Tree Sequences¶
pylibseq is able to generate instances of libsequence.VariantMatrix
from a Python object
representing a “tree sequence” [6]. Currently, the primary method of interacting with these data
structures is via msprime.
There are two methods to get data into a VariantMatrix.
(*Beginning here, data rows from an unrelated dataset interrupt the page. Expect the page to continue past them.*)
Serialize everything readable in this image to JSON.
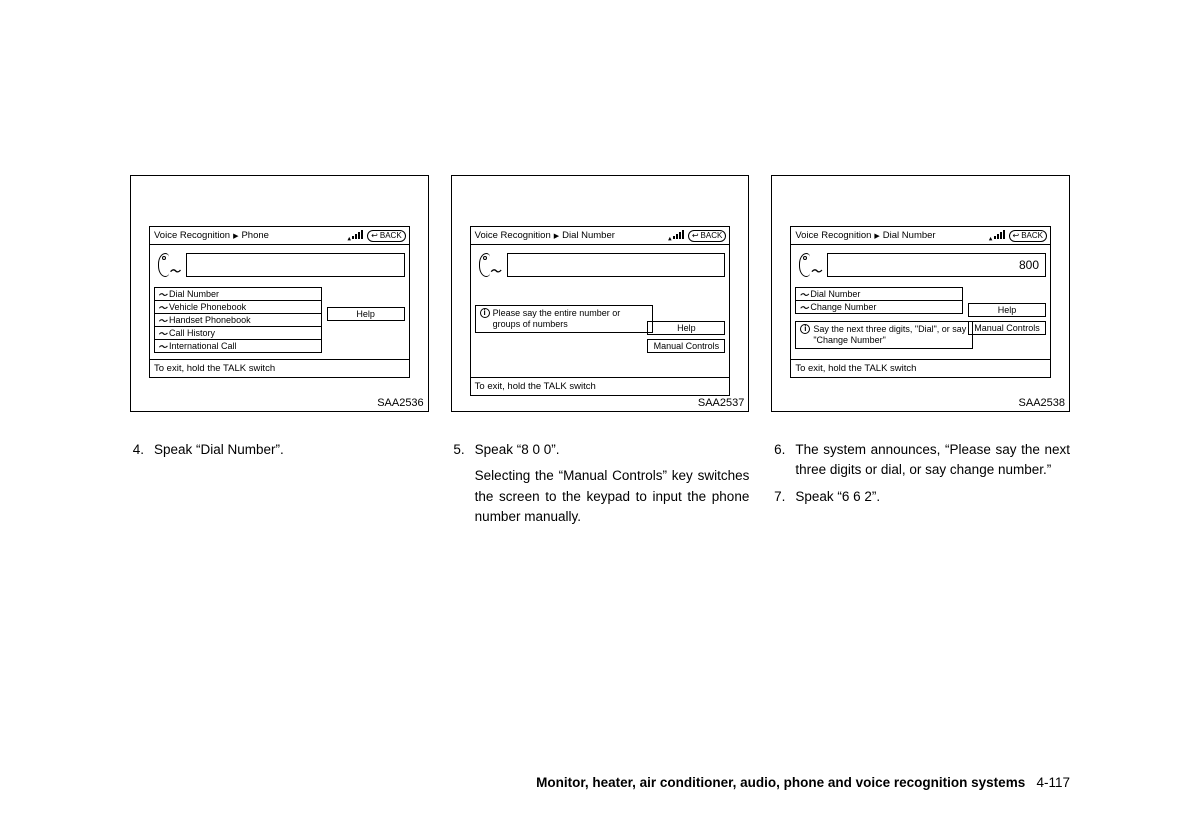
{
  "figures": [
    {
      "label": "SAA2536",
      "breadcrumb": [
        "Voice Recognition",
        "Phone"
      ],
      "back": "BACK",
      "input_value": "",
      "menu": [
        "Dial Number",
        "Vehicle Phonebook",
        "Handset Phonebook",
        "Call History",
        "International Call"
      ],
      "side_buttons": [
        "Help"
      ],
      "info": null,
      "side_top_offset": "20px",
      "exit": "To exit, hold the TALK switch"
    },
    {
      "label": "SAA2537",
      "breadcrumb": [
        "Voice Recognition",
        "Dial Number"
      ],
      "back": "BACK",
      "input_value": "",
      "menu": [],
      "side_buttons": [
        "Help",
        "Manual Controls"
      ],
      "info": "Please say the entire number or groups of numbers",
      "side_top_offset": "16px",
      "exit": "To exit, hold the TALK switch"
    },
    {
      "label": "SAA2538",
      "breadcrumb": [
        "Voice Recognition",
        "Dial Number"
      ],
      "back": "BACK",
      "input_value": "800",
      "menu": [
        "Dial Number",
        "Change Number"
      ],
      "side_buttons": [
        "Help",
        "Manual Controls"
      ],
      "info": "Say the next three digits, \"Dial\", or say \"Change Number\"",
      "side_top_offset": "16px",
      "exit": "To exit, hold the TALK switch"
    }
  ],
  "columns": [
    {
      "steps": [
        {
          "n": "4.",
          "text": "Speak “Dial Number”."
        }
      ]
    },
    {
      "steps": [
        {
          "n": "5.",
          "text": "Speak “8 0 0”."
        },
        {
          "n": "",
          "text": "Selecting the “Manual Controls” key switches the screen to the keypad to input the phone number manually."
        }
      ]
    },
    {
      "steps": [
        {
          "n": "6.",
          "text": "The system announces, “Please say the next three digits or dial, or say change number.”"
        },
        {
          "n": "7.",
          "text": "Speak “6 6 2”."
        }
      ]
    }
  ],
  "footer": {
    "section": "Monitor, heater, air conditioner, audio, phone and voice recognition systems",
    "page": "4-117"
  },
  "triangle": "▶"
}
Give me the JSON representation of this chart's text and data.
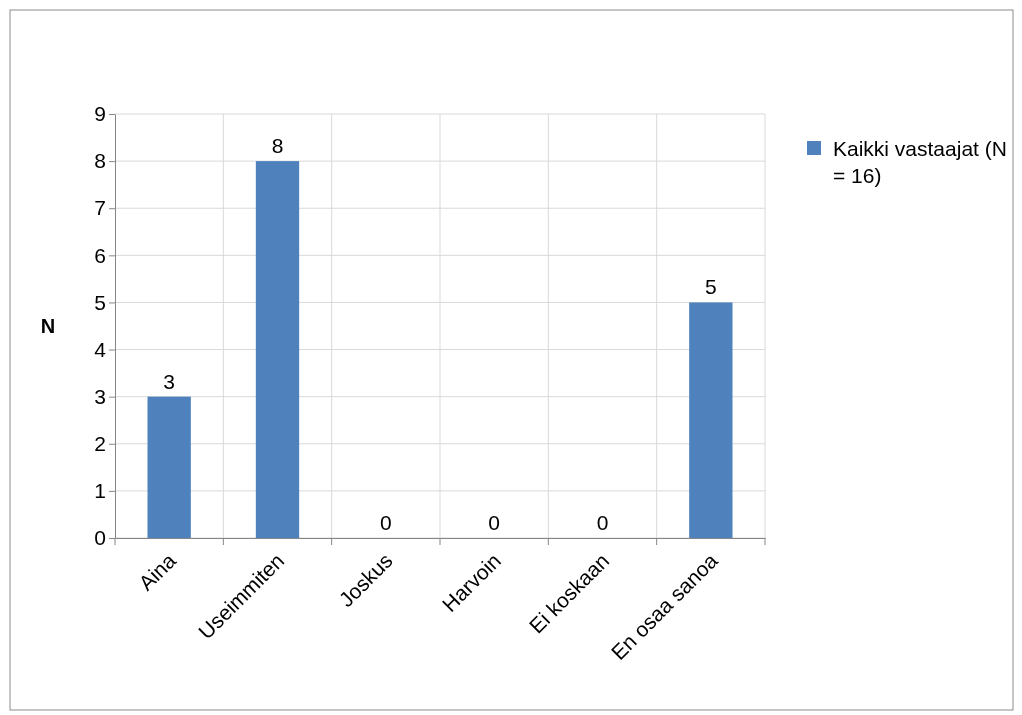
{
  "chart_data": {
    "type": "bar",
    "ylabel": "N",
    "categories": [
      "Aina",
      "Useimmiten",
      "Joskus",
      "Harvoin",
      "Ei koskaan",
      "En osaa sanoa"
    ],
    "series": [
      {
        "name": "Kaikki vastaajat (N = 16)",
        "color": "#4f81bd",
        "values": [
          3,
          8,
          0,
          0,
          0,
          5
        ]
      }
    ],
    "ylim": [
      0,
      9
    ],
    "yticks": [
      0,
      1,
      2,
      3,
      4,
      5,
      6,
      7,
      8,
      9
    ],
    "grid": true,
    "legend": "right",
    "data_labels": true
  }
}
The first is via numpy arrays as described in The VariantMatrix:
In [1]: import msprime
In [2]: import libsequence
In [3]: import numpy as np
# Get a TreeSequence from msprime:
In [4]: ts = msprime.simulate(100, mutation_rate = 100)
# Use numpy arrays to make VariantMatrix
In [5]: m = libsequence.VariantMatrix(ts.genotype_matrix(), ts.tables.sites.position)
The second method is to call a class method of VariantMatrix:
In [6]: m2 = libsequence.VariantMatrix.from_TreeSequence(ts)
In [7]: assert np.array_equal(m.data, m2.data)
In [8]: assert np.array_equal(m.positions, m2.positions)
The second method is a touch slower than the first, but it uses about half as much memory. The reason is that getting the genotype matrix from the TreeSequence requires allocating the entire matrix. The second method only asks msprime to generate a 1d numpy array of length ts.num_samples, but does so once for each of ts.num_variants.